If we wanted to improve our ability to predict the impact of changes, what kind of models could we use? There are a multitude of different types out there, and each is suited to different tasks. For example, we could create a Design Structure Matrix like I discussed earlier and use it to predict which subsystems may need to change to accommodate a new feature. Or we could create a formal analytic model, perhaps using the Pi calculus, and use it to prove the absence of unwanted behaviors such as deadlock. Another option would be to create a simulation of the system written in a scripting language that abstracts the major system components and allows us to gather metrics such as average response latency.
All of these models yield value to the engineering process, and they come with accompanying costs. Building a simulation or a Pi calculus representation of the system may be quite costly, whereas a DSM may be generated from information in the code itself. Obviously the utility of a model needs to be weighed against these costs, but I would argue that if you are doing no modeling whatsoever, you're probably missing something very important about your system.
Once you have a model, you need to keep it up to date. I think this is one case where the pure software domain has a distinct advantage over other disciplines, because there's the potential to automate enforcement and validation of the models we build. Source level analysis combined with runtime data collection could be fed back as validation inputs to the model, and used to determine whether the model is trustworthy or if it needs to be updated. Teams that use continuous integration servers may also be able to enforce architectural requirements that mandate model updates when certain properties of the system change, such as when new network calls are created or a new package is added. Updating the model incrementally when the context is readily available may help to reduce the burden and make the model more generally useful, as it will be kept ready for use all the time.

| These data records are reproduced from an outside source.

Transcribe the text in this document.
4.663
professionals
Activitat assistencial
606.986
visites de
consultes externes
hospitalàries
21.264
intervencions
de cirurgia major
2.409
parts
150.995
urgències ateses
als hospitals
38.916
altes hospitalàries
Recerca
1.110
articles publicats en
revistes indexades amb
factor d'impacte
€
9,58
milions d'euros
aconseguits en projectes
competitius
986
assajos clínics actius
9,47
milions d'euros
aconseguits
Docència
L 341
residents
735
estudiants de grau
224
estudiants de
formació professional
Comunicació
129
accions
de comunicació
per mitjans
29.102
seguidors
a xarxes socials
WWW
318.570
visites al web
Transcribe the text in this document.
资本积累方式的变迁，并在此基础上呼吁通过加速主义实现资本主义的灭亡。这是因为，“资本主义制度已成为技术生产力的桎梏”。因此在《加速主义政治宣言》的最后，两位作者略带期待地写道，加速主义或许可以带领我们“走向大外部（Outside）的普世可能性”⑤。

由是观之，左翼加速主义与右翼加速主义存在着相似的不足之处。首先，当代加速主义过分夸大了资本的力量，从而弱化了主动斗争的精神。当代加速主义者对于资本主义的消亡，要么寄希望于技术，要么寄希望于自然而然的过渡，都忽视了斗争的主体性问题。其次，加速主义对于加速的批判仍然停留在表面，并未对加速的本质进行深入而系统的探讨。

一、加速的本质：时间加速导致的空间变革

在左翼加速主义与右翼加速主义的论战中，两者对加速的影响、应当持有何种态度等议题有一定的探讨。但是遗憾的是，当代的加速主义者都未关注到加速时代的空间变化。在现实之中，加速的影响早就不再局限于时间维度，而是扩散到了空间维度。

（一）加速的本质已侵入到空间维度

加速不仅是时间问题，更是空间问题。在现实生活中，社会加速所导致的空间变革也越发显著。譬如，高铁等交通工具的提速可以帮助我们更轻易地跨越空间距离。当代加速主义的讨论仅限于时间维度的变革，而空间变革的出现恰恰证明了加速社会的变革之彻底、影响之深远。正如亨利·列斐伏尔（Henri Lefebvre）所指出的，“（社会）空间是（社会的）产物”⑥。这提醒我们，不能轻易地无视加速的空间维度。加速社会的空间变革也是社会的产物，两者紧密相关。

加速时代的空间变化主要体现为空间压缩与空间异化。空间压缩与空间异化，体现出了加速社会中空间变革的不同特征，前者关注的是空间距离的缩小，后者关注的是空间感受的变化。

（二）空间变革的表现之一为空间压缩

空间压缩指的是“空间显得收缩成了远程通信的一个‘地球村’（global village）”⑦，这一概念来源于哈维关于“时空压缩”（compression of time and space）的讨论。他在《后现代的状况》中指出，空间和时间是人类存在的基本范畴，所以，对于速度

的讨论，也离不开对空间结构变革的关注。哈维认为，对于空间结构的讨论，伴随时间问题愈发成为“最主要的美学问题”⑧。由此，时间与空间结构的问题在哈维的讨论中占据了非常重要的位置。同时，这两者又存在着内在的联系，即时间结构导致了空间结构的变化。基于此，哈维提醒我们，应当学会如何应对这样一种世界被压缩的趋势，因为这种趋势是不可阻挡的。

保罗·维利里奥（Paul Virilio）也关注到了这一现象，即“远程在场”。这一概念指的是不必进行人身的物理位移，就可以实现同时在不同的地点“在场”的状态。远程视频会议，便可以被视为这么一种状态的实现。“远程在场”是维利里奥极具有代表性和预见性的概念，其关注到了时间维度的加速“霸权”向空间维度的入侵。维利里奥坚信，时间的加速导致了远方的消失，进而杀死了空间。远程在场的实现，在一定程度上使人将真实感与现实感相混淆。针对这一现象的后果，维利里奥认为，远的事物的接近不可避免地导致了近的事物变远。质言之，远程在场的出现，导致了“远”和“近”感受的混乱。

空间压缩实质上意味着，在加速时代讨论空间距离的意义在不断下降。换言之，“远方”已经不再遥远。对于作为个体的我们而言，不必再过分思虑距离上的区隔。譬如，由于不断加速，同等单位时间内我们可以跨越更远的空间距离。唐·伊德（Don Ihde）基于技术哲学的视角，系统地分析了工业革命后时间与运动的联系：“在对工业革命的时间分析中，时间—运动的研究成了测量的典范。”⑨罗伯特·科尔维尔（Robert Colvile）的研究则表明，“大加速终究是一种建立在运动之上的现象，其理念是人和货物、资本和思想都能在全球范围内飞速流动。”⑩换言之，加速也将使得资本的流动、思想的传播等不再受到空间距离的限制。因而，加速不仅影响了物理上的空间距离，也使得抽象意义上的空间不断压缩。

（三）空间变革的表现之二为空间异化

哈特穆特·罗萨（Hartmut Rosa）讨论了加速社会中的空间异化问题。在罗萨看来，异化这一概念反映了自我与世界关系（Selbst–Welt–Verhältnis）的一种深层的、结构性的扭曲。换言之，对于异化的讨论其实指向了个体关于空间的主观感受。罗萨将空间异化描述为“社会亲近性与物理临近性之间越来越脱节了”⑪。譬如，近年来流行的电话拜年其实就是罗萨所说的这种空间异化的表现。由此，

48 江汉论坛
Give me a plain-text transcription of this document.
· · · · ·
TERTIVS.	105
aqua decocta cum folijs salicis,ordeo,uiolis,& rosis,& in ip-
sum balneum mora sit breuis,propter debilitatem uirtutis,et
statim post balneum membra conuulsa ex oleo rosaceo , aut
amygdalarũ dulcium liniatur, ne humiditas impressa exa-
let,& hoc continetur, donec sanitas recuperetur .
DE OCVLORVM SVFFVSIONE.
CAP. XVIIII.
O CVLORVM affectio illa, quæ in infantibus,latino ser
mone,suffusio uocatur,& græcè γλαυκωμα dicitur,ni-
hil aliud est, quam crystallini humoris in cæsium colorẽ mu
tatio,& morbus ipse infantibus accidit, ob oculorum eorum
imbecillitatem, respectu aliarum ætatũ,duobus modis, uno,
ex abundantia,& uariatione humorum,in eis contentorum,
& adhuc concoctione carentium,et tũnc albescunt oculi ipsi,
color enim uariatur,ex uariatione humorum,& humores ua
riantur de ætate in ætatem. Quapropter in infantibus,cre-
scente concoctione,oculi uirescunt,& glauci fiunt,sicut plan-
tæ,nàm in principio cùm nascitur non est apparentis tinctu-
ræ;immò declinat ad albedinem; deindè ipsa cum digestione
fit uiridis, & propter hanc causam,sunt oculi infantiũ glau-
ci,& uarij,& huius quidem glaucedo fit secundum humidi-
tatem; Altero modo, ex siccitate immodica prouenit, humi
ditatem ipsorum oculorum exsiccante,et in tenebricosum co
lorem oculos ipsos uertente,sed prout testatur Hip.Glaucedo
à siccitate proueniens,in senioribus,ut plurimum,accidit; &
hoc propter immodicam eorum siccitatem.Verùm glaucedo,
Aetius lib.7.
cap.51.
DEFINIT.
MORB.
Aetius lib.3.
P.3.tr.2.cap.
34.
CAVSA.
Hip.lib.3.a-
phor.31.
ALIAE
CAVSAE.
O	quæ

To achieve this we need a better integration between the modeling tools and the systems we hope to use them on. If CI systems are able to query the model and enforce system properties, quality will improve. When architects and engineers are able to test proposed changes during the design phase, they will build better systems. An on-call engineer woken up during the middle of the night by a pager will be happy (or at least less peeved) to find a probable cause assessment generated by comparing the system model to the actual system performance. If we can get there, I think there's a lot to be gained from more systematic approaches to the systems engineering here.